The United States is walking away from the World Health Organization for the second time. President Donald Trump signed Executive Order 14155 on January 20, 2025, ordering a full withdrawal. The move strips the WHO of its largest single donor and pulls American scientists and disease trackers out of the global health agency.
The order is titled “Withdrawing the United States from the World Health Organization.” It is not a suspension of dues or a renegotiation. It is an exit.
The WHO is a specialized United Nations agency. It runs the world’s disease surveillance networks, coordinates outbreak responses, sets vaccine standards, and manages the global polio eradication campaign. The United States has been a member since the organization was founded. American officials have helped write its rules, fund its programs, and staff its initiatives.
That ends now.
The Trump administration has long argued the WHO is ineffective. The report on the order states the administration sees the organization as inefficient. The White House wants to reassert American sovereignty in international affairs. Withdrawing from the WHO is the mechanism for that.
There is real risk here. The WHO runs the global disease surveillance systems that catch outbreaks before they cross borders. The United States has been a major contributor to those systems. American labs share flu strains through WHO networks. American epidemiologists help track measles, Ebola, and emerging pathogens in places where the U.S. has no bilateral presence. That information flows both ways. When a new virus appears in a remote village, the WHO is often the first to know. The U.S. has relied on that early warning.

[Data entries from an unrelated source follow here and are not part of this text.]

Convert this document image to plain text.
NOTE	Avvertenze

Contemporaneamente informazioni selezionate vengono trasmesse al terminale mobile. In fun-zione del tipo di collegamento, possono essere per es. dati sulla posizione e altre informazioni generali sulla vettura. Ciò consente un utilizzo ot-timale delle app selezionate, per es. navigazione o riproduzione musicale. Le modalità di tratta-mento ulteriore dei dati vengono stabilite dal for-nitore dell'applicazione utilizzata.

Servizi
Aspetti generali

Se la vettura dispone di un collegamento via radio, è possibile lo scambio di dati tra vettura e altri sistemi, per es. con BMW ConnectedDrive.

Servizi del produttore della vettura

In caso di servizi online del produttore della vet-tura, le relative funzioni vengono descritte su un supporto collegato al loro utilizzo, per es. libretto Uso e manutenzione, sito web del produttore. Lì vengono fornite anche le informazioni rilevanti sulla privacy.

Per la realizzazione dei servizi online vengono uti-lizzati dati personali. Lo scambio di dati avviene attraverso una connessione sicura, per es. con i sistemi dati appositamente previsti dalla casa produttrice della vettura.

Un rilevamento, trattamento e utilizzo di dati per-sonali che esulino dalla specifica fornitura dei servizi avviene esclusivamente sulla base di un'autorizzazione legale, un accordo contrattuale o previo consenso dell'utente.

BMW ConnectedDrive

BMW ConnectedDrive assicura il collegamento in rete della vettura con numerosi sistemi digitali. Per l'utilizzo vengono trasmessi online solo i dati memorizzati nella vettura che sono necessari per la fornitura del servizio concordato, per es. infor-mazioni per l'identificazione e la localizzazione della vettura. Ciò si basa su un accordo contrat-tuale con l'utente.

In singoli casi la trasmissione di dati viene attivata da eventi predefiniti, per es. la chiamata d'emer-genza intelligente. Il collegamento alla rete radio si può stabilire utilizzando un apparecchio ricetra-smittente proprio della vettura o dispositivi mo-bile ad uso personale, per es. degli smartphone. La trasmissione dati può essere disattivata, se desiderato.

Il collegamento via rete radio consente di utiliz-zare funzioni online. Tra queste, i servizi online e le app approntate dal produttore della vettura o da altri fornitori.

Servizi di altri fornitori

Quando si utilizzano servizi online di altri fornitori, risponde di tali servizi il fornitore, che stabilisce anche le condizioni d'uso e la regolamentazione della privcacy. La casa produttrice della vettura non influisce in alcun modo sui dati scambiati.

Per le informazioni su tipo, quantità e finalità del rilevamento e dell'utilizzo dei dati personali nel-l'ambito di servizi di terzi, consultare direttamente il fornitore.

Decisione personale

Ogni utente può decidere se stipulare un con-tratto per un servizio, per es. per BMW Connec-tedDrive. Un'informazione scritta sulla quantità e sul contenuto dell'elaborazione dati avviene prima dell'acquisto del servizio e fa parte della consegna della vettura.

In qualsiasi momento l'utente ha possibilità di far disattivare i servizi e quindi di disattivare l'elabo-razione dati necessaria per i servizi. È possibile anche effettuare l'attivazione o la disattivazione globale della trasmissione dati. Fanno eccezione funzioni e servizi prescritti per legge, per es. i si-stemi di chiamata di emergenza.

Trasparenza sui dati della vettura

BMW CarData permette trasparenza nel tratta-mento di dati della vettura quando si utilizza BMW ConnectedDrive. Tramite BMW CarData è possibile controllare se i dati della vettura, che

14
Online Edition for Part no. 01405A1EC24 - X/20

Without American membership, that access is not guaranteed. The order does not create a replacement system. The Trump administration has proposed alternative arrangements for global health, but the report provides no details on what those arrangements look like or how they would function.
The financial hit is enormous. The United States is the WHO’s largest donor. No other country pays as much. A withdrawal means a gap in the agency’s budget that other member states cannot easily fill. Programs that depend on American money — polio eradication, maternal health campaigns, emergency response teams — will face cuts or collapse.
This is the second time the U.S. has ordered a withdrawal from the WHO. The first attempt, also under Trump, was reversed by the Biden administration before it took full effect. The current order is signed. It is in force. There is no indication of a reversal.
The implications for American global health initiatives are direct. The WHO has played a critical role in supporting disease surveillance. The U.S. has been a major contributor to those efforts. The order severs that connection. American researchers will lose access to WHO data platforms. American companies that manufacture WHO-prequalified vaccines and medicines may face new barriers in international markets. American diplomats will no longer sit at the table when global health rules are written.
The WHO will continue to exist. It will continue to coordinate responses to outbreaks. But it will do so without the participation of the country that helped build it. The United States will go its own way. What that way looks like is not yet clear. What is clear is that the old arrangement is over.